Eleicoes

Politicamente correto soa falso

Candidato tem que ter opinião formada sobre os assuntos que estão em debate.


mgadmin
Do Mais Goiás | Em: 12/07/2016 às 22:16:57


Waldir Soares lidera as pesquisas para prefeito de Goiânia. Questionado por este jornalista sobre o uber, ele responde que e um legalista. No que este jornalista se sente no direito de dizer que o candidato é contra o serviço, uma vez que ele é irregular, é ilegal. O candidato retruca que não é bem assim, que precisa regulamentar. Conclusão: o candidato pode ter ficado mal com os taxistas, que são regularmente registrados para fazer o serviço de transporte de passageiros em veículos, ao admitir a concorrência. E pode ser ficado mal com os motoristas do uber, pois, inicialmente, tomou partido dos taxistas. O problema é que político em campanha não quer se comprometer. Fora dela, também não.

Este é um defeito da sociedade plural em que vivemos. Claro que esta mesma sociedade vem superando, a duras penas, o desafio de respeitar o direito das minorias, colocar em prática ações de inclusão e que isso é mais do que necessário nos dias atuais. Mas é uma sociedade que também se sente incapaz de impor limites e de estimular as pessoas a terem posições bem definidas. Isso vai muito além de repetir o que é aceito na opinião pública.

Waldir é um exemplo. Grande parte dos candidatos tem o mesmo comportamento. Ninguém quer se desgastar, como se diz no jargão político. O problema é que se criou uma casta e, junto com ela, um mundo bem diferente do cotidiano do cidadão comum.
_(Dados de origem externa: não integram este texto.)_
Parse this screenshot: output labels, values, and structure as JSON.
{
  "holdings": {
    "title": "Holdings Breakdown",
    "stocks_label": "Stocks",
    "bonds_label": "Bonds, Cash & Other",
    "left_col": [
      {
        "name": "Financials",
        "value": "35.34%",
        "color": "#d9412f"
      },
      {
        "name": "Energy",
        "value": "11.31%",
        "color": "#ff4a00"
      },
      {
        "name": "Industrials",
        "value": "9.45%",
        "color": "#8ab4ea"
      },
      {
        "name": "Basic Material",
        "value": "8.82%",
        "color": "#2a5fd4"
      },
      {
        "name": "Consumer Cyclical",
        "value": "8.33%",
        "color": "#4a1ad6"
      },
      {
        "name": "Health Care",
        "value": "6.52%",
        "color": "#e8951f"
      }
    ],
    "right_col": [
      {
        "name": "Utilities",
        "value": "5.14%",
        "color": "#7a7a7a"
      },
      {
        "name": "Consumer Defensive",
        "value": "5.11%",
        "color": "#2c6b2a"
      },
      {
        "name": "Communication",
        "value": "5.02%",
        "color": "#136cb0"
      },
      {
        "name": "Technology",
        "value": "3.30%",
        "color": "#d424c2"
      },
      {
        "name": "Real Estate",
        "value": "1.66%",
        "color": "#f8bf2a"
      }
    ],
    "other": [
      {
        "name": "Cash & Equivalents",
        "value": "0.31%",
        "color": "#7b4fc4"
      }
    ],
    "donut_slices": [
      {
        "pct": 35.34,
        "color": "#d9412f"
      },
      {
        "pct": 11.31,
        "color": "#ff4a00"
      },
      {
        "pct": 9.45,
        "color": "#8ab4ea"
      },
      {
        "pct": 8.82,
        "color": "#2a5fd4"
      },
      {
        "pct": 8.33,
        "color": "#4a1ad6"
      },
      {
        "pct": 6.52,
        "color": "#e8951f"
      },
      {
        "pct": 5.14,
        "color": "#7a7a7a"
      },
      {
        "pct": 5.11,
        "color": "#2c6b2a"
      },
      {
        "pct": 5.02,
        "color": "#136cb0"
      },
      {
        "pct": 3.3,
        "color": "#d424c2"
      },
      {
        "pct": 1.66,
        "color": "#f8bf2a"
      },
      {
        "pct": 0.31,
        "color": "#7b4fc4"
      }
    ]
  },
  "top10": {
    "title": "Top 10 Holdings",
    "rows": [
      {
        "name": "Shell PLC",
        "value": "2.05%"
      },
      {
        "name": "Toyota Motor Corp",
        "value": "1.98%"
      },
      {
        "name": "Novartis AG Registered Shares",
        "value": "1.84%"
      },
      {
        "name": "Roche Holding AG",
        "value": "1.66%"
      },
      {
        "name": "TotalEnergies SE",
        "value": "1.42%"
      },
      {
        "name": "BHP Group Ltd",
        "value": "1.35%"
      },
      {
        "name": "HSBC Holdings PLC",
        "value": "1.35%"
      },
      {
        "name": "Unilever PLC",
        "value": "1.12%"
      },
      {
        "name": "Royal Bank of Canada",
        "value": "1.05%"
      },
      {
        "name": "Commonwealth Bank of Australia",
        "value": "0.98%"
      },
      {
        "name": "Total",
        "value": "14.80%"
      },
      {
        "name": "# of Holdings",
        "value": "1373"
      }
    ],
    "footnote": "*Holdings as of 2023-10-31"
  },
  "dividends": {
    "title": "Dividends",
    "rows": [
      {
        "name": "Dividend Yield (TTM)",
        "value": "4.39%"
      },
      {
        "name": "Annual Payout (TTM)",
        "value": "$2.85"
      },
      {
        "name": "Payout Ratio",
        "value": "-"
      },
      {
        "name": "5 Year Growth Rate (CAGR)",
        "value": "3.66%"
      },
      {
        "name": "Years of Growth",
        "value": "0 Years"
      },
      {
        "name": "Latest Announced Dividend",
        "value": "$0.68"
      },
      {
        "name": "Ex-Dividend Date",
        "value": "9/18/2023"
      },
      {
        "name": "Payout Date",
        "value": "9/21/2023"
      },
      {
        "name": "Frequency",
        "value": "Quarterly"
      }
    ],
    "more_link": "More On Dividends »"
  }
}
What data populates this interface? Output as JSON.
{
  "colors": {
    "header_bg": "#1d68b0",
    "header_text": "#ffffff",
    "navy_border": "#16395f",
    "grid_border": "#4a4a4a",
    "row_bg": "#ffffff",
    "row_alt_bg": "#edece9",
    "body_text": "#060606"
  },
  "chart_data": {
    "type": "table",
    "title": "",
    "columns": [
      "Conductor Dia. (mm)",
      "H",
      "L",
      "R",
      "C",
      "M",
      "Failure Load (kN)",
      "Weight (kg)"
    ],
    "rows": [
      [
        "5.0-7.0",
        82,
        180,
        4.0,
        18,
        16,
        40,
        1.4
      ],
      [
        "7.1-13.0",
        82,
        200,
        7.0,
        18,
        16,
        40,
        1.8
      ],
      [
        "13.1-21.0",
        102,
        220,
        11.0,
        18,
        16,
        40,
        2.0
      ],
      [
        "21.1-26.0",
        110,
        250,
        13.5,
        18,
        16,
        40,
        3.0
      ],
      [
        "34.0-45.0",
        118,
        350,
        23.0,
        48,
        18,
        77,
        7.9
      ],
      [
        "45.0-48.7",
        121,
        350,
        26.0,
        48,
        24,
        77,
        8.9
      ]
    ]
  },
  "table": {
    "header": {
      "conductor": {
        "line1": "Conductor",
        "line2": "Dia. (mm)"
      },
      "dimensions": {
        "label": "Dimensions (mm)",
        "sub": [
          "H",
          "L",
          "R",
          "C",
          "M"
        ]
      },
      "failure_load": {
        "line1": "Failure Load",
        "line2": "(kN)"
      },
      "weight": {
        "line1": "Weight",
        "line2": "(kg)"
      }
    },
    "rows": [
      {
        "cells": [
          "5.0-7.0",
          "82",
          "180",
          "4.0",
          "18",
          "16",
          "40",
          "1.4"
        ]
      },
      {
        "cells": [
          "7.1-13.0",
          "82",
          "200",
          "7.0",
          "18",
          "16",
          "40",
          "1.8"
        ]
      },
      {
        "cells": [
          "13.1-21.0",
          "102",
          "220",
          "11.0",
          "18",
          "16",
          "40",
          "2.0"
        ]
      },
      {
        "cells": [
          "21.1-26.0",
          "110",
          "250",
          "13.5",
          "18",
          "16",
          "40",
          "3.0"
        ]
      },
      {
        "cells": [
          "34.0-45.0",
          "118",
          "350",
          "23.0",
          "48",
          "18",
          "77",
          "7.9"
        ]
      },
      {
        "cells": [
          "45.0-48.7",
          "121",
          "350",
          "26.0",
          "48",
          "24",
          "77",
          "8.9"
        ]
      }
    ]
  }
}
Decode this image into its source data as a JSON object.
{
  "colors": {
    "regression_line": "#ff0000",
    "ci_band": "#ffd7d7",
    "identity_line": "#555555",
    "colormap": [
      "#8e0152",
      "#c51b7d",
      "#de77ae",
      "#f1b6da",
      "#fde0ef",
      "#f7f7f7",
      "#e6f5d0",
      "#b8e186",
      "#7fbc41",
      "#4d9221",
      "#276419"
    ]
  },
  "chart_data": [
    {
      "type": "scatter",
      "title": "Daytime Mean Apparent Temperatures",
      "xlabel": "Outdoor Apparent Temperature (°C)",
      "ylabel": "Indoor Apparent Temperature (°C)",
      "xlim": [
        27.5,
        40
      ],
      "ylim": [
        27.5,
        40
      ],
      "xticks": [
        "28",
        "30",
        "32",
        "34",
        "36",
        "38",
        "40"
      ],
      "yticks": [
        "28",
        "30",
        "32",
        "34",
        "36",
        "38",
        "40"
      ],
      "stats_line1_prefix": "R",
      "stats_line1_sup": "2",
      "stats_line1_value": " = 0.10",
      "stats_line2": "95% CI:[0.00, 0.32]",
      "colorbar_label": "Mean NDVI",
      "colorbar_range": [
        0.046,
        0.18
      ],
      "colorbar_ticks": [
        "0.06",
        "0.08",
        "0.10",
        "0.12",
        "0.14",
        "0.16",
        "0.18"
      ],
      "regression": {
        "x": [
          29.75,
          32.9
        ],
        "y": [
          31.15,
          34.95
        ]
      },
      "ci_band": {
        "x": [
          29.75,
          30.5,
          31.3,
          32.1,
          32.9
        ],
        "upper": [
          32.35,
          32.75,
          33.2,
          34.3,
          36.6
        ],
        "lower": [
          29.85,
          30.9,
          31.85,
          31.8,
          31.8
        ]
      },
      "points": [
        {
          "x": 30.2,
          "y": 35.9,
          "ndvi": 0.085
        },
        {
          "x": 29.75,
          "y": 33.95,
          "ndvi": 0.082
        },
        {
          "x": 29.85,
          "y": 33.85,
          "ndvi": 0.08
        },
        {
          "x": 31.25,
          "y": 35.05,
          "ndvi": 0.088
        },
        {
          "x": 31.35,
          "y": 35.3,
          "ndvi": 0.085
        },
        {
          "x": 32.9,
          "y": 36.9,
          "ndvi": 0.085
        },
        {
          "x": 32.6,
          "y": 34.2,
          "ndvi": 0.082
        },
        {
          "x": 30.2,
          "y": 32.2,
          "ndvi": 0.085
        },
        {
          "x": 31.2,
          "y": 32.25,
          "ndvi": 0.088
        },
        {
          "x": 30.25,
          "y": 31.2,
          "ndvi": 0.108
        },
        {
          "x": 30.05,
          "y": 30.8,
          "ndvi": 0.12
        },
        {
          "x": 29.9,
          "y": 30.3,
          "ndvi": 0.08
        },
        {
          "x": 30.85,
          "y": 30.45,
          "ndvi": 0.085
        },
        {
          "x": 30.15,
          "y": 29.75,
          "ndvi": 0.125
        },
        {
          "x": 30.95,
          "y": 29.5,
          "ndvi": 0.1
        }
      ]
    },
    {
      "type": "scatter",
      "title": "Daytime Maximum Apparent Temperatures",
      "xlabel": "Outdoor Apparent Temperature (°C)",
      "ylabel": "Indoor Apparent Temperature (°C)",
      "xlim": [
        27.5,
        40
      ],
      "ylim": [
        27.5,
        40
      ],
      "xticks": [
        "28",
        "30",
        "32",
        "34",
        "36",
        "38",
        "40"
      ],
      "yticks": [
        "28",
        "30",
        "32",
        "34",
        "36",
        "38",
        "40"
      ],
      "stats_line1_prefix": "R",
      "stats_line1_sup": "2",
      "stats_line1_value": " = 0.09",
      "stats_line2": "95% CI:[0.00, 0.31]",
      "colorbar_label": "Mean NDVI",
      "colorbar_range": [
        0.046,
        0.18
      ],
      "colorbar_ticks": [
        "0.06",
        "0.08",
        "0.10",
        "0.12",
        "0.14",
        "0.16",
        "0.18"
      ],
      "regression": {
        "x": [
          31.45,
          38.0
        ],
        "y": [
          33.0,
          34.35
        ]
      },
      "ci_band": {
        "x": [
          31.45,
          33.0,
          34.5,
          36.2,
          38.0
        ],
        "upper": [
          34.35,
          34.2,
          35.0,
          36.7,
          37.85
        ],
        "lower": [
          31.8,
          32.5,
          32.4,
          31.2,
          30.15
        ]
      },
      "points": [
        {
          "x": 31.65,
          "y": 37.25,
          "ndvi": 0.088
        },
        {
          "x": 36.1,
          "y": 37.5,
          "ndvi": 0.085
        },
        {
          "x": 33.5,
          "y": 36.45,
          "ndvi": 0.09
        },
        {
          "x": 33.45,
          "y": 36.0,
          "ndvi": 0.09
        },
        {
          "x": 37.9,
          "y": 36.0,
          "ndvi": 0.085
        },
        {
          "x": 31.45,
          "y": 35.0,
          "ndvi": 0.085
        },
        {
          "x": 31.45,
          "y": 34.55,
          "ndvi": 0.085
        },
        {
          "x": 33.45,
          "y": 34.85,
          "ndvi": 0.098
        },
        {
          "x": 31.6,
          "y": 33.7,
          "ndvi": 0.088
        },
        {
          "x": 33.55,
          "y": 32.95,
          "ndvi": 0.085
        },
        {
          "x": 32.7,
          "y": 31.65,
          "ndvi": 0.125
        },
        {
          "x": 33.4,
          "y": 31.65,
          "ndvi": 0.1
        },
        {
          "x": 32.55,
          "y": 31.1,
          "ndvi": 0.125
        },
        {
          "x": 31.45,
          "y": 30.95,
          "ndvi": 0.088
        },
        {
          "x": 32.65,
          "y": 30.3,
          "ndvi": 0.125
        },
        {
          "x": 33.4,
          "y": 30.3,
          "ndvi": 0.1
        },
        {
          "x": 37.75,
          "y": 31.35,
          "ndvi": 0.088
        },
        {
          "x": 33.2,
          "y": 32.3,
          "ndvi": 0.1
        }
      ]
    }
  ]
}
Um dos desafios dos candidatos nesta eleição é propor modalidades de real participação popular. Isso quer dizer espaços onde se possa discutir problemas e encontrar soluções. A própria gestão de Paulo Garcia tem feito isso, em alguns momentos. A ciclovia da T-63 será sempre obra incompleta, pois há uma tubulação da Saneago no Parque Anhanguera e o viaduto no cruzamento da Avenida 85 que não comportam o equipamento. Para a tubulação, a solução encontrada é derrubar as muretas de proteção e construir uma plataforma por cima. No cruzamento com a 85, os ciclistas vão dividir espaço na faixa exclusiva dos ônibus. Tem tudo para não der certo. Mas foram fruto de discussões com os próprios ciclistas.

Voltando ao uber, deve-se fazer uma revisão geral dos serviços. Na França, a discussão é: quando vão acabar os taxis, já que os aplicativos dominam o mercado. Por aqui, não há nem pesquisa de satisfação para comparar taxis e uber, nem dados para achar uma solução. Quais são os carros que podem ser utilizados em cada serviço? Qual será a diferença? Quem vai recolher imposto? Quem define tarifas? Sim, porque este é um serviço público, em alguns casos literalmente explorado por força das permissões.

Discussões que devem ser travadas também com outros serviços que são de domínio do município, como o transporte coletivo, o serviço de água e esgoto e a regulamentação das feiras e do comércio de rua.

Ficar apenas no politicamente correto é adiar decisões mais profundas. Goiânia tem perdido tempo e oportunidades preciosos. Em alguns momentos, é necessário desagradar. Muito mais importante é enfrentar o debate público, claro e aberto. Somente quem tiver opinião muito bem formada sobre os temas é que vai poder comandar esse tipo de discussão. Politicamente correto, puro, soa falso.